L’Environmental Protection Agency statunitense ha pubblicato una versione aggiornata delle Linee guida sulla valutazione dell’impatto economico delle proprie decisioni di regolazione e di policy. Carla Scaglioni delinea un’interessante analisi del documento, da cui emergono alcuni limiti formali e sostanziali. Da un lato, le linee guida sono di difficile lettura (non fosse altro che per le 343 pagine di cui constano), caratterizzate da un linguaggio talvolta accessibile ai soli addetti ai lavori, in alcune parti troppo approfondite, risultando poi eccessivamente generiche su altri (come ad esempio nel trattare le situazioni o le imprese che in virtù di una normativa preesistente sono esentate da nuove normative). Dall’altro, tra i limiti sostanziali possono essere menzionati la mancanza di indicazioni per una trasparenza sostanziale delle analisi (vale a dire estesa a tutte le informazioni e i dati utili alla loro replicabilità), la pretesa i valutare l’impatto avendo riferimento al solo contesto nazionale dei cambiamenti climatici, la limitazione dell’analisi dei benefici a quelli sociali derivanti dai cambiamenti ambientali, la limitata considerazione di alcuni aspetti essenziali dell’approccio comportamentale alla regolazione.
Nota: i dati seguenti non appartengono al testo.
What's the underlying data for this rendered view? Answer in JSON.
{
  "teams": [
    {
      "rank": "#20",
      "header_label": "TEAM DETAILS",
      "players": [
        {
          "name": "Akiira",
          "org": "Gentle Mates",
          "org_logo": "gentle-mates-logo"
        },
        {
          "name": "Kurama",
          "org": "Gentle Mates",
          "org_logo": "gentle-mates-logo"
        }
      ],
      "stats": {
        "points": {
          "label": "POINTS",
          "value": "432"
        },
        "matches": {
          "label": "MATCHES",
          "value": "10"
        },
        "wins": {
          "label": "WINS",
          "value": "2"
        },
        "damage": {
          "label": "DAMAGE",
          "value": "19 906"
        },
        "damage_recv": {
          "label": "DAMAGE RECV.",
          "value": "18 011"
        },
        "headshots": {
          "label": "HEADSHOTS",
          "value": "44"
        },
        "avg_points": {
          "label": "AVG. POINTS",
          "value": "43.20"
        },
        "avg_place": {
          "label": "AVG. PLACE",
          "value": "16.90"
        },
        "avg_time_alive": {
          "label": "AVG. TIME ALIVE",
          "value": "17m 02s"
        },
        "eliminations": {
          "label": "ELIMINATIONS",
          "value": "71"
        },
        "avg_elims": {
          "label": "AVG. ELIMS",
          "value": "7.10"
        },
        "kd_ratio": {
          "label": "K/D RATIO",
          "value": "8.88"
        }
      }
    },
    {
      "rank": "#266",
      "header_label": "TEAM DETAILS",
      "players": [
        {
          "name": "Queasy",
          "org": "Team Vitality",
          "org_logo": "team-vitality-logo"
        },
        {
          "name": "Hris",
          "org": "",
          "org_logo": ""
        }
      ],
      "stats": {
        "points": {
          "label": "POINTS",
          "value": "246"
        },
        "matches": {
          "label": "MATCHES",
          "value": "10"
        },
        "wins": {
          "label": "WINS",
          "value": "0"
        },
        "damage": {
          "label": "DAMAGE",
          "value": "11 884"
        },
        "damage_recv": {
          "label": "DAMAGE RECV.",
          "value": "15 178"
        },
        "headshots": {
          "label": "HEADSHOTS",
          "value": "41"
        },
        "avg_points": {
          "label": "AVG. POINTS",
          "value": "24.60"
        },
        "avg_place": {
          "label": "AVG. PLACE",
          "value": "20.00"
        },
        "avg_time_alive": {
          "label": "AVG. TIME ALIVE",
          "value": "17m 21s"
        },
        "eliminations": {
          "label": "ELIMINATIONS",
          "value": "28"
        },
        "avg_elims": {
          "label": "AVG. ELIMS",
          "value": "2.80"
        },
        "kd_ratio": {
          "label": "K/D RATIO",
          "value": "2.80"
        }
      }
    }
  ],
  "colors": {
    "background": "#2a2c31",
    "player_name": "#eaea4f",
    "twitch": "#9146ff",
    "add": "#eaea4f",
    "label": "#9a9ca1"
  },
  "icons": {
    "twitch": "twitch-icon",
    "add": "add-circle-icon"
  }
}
Un recente saggio su The New Gatekeepers: Private Firms as Public Enforcers è infine recensito da Cecilia Solato. Al centro dell’analisi sono le imprese-enforcer, al contempo oggetto di regolazione e attori di una vigilanza sul rispetto delle regole he loro stesse impongono a soggetti terzi nell’ambito di una nuova forma di mandated enforcement. Tra i più rilevanti esempi di gatekeepers, vengono menzionati big tech, grandi istituti bancari, colossi petroliferi mondiali e multinazionali farmaceutiche. Ciò che caratterizza questo conscripted enforcement è che l’impresa-enforcer, grazie al suo potere economico, “domina” le imprese terze. Le imprese-enforcer impongono poi solitamente regole attraverso contratti stilati nel rispetto di linee-guida delineate dai regolatori nell’interesse dei consumatori o dell’ambiente. In tale contesto l’impresa-enforcer deve anche verificare l’effettiva applicazione delle regole e sanzionare in caso di inosservanza. Il conscripted enforcement incide quindi considerevolmente sulla libertà contrattuale dell’impresa, sulle attività dei suoi amministratori, sul regime della responsabilità. L’Autore evidenzia vantaggi e svantaggi di questo modello regolatorio, che determina un’espansione del ruolo pubblico delle imprese, tra cui il problema dell’accountability dell’impresa-enforcer.